Quand chaque matin l’hôtesse
Annonce l’embarquement d’Eurostar
Je reste assis sur la banquette de pierre.
La foule se précipite, comme ayant peur
Que le train parte sans elle,
Se pressant aux portes et dans les escaliers Ă©troits.
Je reste sur place et je regarde défiler
Tous ces visages, dont certains sourient,
Béats d’autosatisfaction à la mode,
D’autres fermés, crispés, comme prêts à mordre.

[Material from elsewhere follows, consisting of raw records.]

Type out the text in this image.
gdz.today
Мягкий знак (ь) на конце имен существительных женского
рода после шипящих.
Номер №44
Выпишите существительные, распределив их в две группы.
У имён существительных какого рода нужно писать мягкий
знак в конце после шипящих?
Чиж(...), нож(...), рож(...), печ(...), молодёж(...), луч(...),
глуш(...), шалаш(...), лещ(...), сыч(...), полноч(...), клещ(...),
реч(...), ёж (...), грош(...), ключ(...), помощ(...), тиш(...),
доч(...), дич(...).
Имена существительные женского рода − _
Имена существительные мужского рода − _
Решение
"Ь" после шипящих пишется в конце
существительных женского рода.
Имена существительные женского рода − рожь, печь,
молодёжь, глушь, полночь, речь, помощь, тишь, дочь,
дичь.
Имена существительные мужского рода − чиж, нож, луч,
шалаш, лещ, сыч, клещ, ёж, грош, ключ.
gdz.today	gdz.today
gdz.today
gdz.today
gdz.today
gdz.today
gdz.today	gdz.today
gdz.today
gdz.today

Pratiquement jamais un sourire franc dans cette mêlée.
Au passage, ils me jettent un regard
Aux mieux méprisant, au pire presque haineux :
« Qu’est ce qu’il fait, ce gros fainéant, à rester là ?
Il ne sait pas se remuer, s’agiter frénétiquement
Comme nous tous, nous les moutons de Panurge ? ».
J’attends patiemment que cette horde soit tarie
Et se soit précipitée pour faire la queue
Dans les couloirs, les escaliers bondés,
A la porte des voitures qui vont rester à moitié vides.
Je suis arrivé en avance, pour éviter la foule
Aux contrôles d’identité et bagages,
Corvées quotidiennes incontournables.
Je me lève enfin, le hall est vide,
Les couloirs sont libres, les escaliers aussi.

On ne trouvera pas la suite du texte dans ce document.